Luke Merrill

Personal information
- Full name: Luke Merrill
- Date of birth: May 3, 2000 (age 25)
- Place of birth: Layton, Utah, United States
- Height: 5 ft 9 in (1.75 m)
- Position(s): Full-back, winger

Team information
- Current team: Gandzasar Kapan
- Number: 17

Youth career
- 2009–2017: La Roca
- 2017–2018: Sparta United

College career
- Years: Team / Apps / (Gls)
- 2018–2019: SLCC Bruins / 30 / (0)
- 2021–2022: Westminster Griffins / 31 / (10)

Senior career*
- Years: Team / Apps / (Gls)
- 2021–2022: Salt City SC / 10 / (2)
- 2023: Hartford Athletic / 26 / (1)
- 2024: Salt City SC / 7 / (0)
- 2024: Spokane Velocity / 7 / (0)
- 2025–: Gandzasar Kapan / 26 / (3)

= Luke Merrill =

American soccer player

Luke Merrill (born May 3, 2000) is an American soccer player, who currently plays for Gandzasar Kapan in the Armenian Premier League.

== Career ==
===Early career===
Merrill attended Davis High School, playing club soccer with La Roca from under-10 to under-17 and a further year with Sparta United SC.

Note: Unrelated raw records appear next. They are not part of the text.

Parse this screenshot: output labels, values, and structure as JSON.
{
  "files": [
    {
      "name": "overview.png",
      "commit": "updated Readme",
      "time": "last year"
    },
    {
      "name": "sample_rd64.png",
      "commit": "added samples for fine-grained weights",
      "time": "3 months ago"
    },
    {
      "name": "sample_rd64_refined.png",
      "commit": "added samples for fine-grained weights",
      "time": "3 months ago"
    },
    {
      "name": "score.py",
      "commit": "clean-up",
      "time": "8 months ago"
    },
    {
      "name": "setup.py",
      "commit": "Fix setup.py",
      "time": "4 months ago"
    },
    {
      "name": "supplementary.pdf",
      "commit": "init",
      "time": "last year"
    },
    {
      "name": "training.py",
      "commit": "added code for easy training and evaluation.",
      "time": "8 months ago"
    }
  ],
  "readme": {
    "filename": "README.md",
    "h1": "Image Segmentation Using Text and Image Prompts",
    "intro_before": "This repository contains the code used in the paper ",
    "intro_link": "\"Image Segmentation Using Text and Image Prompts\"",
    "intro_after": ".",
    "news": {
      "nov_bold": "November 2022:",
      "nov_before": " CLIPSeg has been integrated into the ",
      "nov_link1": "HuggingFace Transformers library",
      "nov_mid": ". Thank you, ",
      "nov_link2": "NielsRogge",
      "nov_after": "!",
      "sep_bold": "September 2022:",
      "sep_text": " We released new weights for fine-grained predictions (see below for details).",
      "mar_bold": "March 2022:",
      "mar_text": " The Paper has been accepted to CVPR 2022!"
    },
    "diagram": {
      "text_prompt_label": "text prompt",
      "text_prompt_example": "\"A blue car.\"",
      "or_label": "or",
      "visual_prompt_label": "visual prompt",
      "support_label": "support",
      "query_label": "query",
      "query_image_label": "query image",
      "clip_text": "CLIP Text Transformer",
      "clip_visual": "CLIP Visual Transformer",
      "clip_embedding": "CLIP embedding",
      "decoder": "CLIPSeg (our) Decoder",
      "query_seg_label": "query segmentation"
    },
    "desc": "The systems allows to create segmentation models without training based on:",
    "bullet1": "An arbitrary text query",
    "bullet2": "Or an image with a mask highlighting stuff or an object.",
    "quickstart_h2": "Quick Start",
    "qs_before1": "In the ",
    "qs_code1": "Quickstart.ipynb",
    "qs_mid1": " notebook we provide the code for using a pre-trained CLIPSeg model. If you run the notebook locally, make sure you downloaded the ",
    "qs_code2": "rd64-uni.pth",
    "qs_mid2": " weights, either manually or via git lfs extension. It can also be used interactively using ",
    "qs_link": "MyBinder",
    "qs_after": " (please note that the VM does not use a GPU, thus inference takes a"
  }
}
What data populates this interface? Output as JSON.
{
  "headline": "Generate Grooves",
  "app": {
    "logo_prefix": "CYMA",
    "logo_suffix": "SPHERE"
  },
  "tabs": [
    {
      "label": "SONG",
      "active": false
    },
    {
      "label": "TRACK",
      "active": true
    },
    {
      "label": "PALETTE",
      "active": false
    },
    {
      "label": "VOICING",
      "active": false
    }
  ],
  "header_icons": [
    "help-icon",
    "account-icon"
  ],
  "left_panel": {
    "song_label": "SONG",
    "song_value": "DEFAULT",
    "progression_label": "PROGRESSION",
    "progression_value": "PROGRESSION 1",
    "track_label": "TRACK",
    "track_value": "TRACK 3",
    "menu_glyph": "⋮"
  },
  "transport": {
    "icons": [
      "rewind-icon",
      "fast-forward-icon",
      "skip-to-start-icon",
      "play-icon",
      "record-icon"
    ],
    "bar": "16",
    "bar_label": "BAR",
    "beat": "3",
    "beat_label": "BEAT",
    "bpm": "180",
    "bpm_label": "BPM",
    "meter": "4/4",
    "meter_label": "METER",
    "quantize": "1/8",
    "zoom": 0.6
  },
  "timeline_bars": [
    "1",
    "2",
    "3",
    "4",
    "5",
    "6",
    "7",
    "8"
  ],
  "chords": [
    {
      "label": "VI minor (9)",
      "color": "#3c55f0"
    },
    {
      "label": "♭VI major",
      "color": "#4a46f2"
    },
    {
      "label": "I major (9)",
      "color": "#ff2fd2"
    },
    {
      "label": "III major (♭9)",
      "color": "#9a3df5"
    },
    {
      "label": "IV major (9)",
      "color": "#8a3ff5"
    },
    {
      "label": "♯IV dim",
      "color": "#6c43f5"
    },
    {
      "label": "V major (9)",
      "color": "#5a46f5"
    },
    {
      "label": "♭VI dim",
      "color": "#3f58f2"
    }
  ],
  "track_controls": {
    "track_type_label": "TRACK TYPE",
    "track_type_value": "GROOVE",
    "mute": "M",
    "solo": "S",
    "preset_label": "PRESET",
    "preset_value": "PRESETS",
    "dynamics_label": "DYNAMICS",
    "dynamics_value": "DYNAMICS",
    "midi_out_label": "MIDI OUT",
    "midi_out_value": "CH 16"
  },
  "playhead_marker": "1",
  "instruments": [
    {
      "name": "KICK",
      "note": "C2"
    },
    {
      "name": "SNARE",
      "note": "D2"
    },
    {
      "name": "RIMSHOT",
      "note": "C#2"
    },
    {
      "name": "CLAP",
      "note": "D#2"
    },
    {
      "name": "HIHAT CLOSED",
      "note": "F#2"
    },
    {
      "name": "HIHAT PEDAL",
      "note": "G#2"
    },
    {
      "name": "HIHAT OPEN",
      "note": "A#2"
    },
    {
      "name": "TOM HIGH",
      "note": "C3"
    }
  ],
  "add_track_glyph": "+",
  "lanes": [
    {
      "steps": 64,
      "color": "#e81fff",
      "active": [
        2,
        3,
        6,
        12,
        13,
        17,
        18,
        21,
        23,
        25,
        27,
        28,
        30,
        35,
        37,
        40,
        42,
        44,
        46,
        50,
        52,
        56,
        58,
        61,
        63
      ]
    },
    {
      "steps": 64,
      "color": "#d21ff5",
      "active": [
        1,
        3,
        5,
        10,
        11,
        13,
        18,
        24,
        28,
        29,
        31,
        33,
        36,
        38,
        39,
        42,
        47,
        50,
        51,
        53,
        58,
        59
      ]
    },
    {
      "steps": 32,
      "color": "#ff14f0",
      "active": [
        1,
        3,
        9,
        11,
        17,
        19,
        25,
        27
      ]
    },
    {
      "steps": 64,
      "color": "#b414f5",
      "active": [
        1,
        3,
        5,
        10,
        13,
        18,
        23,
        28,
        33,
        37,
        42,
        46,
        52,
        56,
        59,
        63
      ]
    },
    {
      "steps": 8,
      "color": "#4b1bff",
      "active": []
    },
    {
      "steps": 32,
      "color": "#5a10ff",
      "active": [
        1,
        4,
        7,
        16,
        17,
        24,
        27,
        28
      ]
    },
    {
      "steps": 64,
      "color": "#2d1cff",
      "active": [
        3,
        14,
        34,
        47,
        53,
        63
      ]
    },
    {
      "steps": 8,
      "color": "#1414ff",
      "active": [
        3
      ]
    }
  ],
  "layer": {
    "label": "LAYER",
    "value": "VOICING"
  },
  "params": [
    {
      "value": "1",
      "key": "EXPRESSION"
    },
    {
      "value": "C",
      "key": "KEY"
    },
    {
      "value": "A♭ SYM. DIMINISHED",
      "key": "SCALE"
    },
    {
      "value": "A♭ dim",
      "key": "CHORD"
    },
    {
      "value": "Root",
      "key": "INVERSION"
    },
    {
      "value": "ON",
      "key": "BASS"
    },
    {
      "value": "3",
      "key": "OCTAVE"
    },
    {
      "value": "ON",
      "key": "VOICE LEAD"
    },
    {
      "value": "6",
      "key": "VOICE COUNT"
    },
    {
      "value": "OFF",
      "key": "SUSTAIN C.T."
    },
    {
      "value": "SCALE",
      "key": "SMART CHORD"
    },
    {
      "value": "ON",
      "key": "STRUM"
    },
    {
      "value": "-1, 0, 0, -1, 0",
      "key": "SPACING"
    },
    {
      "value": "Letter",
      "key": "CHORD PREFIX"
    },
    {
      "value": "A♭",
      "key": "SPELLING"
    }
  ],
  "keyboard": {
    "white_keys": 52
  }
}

In 2018, Merrill attended Salt Lake Community College to play college soccer. In two seasons with the Bruins, Merrill made 30 appearances and added seven assists, earning All-Region Second Team honors in 2019. In 2021, Merrill transferred to Westminster College where he went on to make 31 appearances and scored ten goals and tallied three assists.

Whilst at college, Merrill also appeared in the USL League Two with Salt City SC in both 2021 and 2022, scoring two goals in ten games.

===Professional===
On 27 January 2023, Merrill signed his first professional contract, joining USL Championship side Hartford Athletic after impressing in a club combine. He made his debut on March 11, 2023, appearing as a 59th-minute substitute during a 5–3 loss away to Monterey Bay FC. On April 5, 2023, Merrill helped Hartford to the second round of the Lamar Hunt US Open Cup after they defeated amateur side Lansdowne Yonkers 3–0.

Following a stint back with Salt City SC during their 2024 season, Merrill signed with USL League One side Spokane Velocity on October 2, 2024. Spokane opted not to renew his contract following their 2024 season.